Prove or disprove: for each natural $n$ there exists an $n \times n$ matrix
with real entries such that its determinant is zero, but if one changes any single
entry one gets a matrix with non-zero determinant.
I think we may be able to construct such matrices.
Best Answer
Choose any matrix with rank $n-1$ that does not have any of the standard unit vectors in its column space.
Added in response to the comment by alex.jordan.
Let $A$ be an $n \times n$ matrix with $rank(A) = n-1$ such that there are vectors $a, \, \tilde a$ with $Aa = 0, \tilde a^T A = 0$ that have all entries $ a_i , \tilde a_i \ne 0$. Then any matrix $B$ that differs from $A$ in exactly one entry has full rank, i.e. $\det B \ne 0$.
To prove this, consider such a $B$. After permuting rows and columns and rescaling, we may assume that $B_{1,1} = A_{1,1} + 1$.
First note that the first column of $A$ is a linear combination of columns $2, \dots, n$, since $Aa = 0$ and $a_1 \ne 0$. The column space of $B$ certainly contains the column space of $A$ and thus $rank(B) \ge n-1$.

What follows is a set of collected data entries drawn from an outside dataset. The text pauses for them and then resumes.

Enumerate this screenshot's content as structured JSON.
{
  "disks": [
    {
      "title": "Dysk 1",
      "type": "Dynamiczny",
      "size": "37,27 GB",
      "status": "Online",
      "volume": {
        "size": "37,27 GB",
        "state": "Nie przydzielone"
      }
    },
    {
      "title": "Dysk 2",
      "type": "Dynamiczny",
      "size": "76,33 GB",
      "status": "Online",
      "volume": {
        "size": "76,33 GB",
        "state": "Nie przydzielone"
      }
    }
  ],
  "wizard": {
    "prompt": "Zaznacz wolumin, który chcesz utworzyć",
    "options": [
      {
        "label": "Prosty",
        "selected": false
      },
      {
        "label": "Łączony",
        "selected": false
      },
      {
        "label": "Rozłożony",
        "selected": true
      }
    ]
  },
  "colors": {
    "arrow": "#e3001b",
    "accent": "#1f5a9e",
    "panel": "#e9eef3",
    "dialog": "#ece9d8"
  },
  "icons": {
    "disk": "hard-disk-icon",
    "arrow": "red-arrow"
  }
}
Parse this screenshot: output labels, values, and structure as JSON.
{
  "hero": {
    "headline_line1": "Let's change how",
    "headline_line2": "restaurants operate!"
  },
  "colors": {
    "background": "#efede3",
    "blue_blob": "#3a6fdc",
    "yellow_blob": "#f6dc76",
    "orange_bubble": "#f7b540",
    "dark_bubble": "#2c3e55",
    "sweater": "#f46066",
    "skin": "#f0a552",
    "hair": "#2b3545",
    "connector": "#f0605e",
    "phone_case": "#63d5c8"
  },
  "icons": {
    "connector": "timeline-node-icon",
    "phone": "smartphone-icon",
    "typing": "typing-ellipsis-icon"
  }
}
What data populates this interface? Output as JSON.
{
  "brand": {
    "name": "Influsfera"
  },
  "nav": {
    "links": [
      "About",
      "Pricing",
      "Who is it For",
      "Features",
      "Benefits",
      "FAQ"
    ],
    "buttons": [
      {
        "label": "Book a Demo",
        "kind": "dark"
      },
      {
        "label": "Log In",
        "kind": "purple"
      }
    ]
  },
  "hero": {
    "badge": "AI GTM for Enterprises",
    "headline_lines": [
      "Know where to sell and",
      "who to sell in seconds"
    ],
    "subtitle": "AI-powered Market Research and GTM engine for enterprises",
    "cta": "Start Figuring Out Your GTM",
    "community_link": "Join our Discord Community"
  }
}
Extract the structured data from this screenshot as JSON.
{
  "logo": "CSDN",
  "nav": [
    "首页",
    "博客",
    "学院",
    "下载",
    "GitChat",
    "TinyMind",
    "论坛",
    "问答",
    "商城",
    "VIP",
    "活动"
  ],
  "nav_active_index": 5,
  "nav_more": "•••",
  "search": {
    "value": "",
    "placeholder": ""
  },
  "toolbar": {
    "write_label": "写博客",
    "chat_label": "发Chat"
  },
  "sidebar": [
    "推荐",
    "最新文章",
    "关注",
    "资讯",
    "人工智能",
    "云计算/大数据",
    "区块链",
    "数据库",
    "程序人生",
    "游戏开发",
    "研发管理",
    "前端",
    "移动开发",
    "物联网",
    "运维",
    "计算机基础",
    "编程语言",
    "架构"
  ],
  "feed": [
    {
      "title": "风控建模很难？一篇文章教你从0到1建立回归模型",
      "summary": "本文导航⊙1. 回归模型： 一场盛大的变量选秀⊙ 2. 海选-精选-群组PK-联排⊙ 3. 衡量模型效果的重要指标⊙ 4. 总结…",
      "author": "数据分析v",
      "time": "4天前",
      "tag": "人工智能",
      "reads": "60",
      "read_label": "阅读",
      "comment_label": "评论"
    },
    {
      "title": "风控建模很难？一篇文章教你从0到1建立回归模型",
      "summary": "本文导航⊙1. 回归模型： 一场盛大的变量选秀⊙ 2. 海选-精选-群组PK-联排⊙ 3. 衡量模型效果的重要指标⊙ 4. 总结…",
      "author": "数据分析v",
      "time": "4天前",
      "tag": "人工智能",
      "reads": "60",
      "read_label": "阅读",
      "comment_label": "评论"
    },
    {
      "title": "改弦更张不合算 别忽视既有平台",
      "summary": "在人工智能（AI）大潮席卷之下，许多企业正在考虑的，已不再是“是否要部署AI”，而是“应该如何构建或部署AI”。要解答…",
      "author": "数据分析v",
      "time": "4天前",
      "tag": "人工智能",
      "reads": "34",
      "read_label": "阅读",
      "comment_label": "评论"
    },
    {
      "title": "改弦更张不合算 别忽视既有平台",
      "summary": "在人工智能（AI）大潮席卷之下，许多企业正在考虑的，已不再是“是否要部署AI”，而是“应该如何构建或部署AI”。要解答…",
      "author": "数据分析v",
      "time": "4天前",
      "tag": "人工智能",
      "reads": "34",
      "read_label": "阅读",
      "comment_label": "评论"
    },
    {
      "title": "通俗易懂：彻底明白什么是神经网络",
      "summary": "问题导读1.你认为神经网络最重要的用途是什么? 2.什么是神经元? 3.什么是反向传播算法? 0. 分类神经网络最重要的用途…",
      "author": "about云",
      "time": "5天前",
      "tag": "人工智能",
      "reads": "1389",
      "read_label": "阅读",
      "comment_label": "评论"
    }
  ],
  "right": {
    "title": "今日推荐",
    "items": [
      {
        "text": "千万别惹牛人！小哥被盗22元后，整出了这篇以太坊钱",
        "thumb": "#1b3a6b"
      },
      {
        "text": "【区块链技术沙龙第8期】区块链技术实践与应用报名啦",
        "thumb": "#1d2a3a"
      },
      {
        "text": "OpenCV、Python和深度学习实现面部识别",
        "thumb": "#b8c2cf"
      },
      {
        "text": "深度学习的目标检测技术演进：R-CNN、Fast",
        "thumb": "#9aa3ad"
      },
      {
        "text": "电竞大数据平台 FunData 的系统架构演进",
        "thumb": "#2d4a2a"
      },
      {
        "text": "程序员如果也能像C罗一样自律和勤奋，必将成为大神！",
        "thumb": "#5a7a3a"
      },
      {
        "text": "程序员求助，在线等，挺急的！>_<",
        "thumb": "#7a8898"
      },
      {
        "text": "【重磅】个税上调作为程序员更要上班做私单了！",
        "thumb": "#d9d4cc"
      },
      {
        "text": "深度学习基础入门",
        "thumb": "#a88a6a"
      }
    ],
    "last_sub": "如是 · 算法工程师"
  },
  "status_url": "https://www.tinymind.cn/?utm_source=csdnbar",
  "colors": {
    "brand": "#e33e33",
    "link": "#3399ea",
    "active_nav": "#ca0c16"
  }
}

If $rank(B) < n$, then $A$ and $B$ must therefore have the same column space. Hence the standard unit vector $e_1$ is in the column space of $A$, that is $Ac = e_1$ for some vector $c$. But then $0 = \tilde a^TAc = \tilde a e_1 = \tilde a_1$, contradicting the assumptions for the left and right null vectors of $A$.
Therefore $rank(B) > n-1$ and $\det B \ne 0$.